Ogni presunto stupratore è bello a papà suo? E al partito di cui papà è leader? Certo lo sfogo su Facebook di Beppe Grillo, suscitato dal fatto che finalmente qualche giornale si è occupato – dopo quasi due anni – della controversa vicenda che riguarda il figlio e tre suoi amici – è di quelli che richiederebbero un appassionato intervento di una delle tante femministe moleste e aggressive del Me too mondiale. Una tipo Asia Argento ad esempio.
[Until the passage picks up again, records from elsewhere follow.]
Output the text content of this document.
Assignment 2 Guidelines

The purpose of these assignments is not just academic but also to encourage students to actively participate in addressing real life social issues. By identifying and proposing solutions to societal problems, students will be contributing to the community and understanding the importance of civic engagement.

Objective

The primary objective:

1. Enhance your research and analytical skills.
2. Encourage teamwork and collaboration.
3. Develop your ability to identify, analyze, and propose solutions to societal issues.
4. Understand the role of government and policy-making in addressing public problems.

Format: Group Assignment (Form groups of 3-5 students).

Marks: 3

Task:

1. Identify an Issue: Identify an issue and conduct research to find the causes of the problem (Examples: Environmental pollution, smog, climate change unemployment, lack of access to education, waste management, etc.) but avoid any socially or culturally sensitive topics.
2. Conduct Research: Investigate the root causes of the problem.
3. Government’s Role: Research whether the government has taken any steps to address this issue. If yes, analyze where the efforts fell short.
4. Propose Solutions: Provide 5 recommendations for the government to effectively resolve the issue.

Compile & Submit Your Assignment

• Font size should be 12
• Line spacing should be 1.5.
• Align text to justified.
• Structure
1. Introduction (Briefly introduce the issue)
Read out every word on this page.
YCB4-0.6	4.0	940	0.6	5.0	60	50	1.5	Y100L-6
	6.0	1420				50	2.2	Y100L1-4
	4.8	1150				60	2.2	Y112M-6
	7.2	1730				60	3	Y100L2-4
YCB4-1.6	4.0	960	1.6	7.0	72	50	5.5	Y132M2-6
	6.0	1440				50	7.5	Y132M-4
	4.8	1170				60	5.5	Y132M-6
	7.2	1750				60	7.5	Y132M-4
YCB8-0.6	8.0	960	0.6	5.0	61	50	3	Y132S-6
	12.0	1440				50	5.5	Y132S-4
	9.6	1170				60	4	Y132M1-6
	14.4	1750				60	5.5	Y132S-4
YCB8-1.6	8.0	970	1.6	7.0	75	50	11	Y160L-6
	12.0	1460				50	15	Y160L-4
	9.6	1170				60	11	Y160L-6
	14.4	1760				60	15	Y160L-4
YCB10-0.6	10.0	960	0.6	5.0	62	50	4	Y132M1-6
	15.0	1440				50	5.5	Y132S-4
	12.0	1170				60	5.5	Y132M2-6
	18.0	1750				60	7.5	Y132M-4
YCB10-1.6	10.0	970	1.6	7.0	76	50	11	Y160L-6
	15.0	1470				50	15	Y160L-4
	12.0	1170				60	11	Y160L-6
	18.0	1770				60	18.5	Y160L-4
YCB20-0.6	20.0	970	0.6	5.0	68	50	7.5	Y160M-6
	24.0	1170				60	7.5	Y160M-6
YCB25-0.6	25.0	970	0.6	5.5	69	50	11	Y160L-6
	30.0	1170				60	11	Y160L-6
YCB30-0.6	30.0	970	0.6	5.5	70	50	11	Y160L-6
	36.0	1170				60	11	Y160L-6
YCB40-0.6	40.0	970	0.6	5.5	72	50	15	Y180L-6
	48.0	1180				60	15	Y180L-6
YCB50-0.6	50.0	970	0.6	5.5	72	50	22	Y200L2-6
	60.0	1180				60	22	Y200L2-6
Il padre che minimizza un video che invece l’accusa ritiene la prova regina per un eventuale rinvio a giudizio – “c’è un gruppo che ride, ragazzi di 19 anni che si divertono e ridono in mutande e saltellano con il pis...o, così... perché sono quattro cog…ni” – è quasi un classico della tanto deprecata mentalità maschilista che non si perde occasione di deprecare. Ma tant’è: se a farla grossa e forse a macchiarsi di un orrendo reato è il figlio di chi aizza le folle augurando la galera a tutti i politici che non siano gli ipocritelli a Cinque Stelle che urlano “onestà”, allora vanno bene anche i cliché da “processo per stupro”. Lo ricordate? Un classico degli anni Settanta, un documentario dell’epoca che ripercorreva il calvario di una ragazza che doveva sottoporsi alle domande più intime e pruriginose dei giudici in aula.

E il ribaltamento della frittata si completa chiedendosi Grillo – e non chi legge i giornali – “come mai non li hanno messi in galera?”. Già, se lo chiede pure il ricco ex padrone di Facile.it che, invece, in carcere ci è finito e ancora ci soggiorna per avere fatto sesso troppo violento con una escort pagata 3500 euro a rapporto e convinta dagli inquirenti a denunciarlo, dopo essere stata beccata fuori dal suo attico in condizioni più che alterate da un mix di droghe.

Non osiamo immaginare cosa avrebbe allora detto Grillo delle vittime di Harvey Weinstein, tra cui la su citata Asia Argento, che le denunzie per stupro le hanno esternate urbi et orbi appena una ventina di anni dopo l’eventuale commissione del reato. È la morale a doppio standard che caratterizza non solo i Cinque stelle e Beppe Grillo ma quasi tutti i partiti dell’attuale arco costituzionale. E che contribuisce – insieme al doppio standard che usa anche buona parte della magistratura – a rendere l’Italia un Paese più simile alla Turchia di Recep Tayyip Erdogan che a una democrazia occidentale.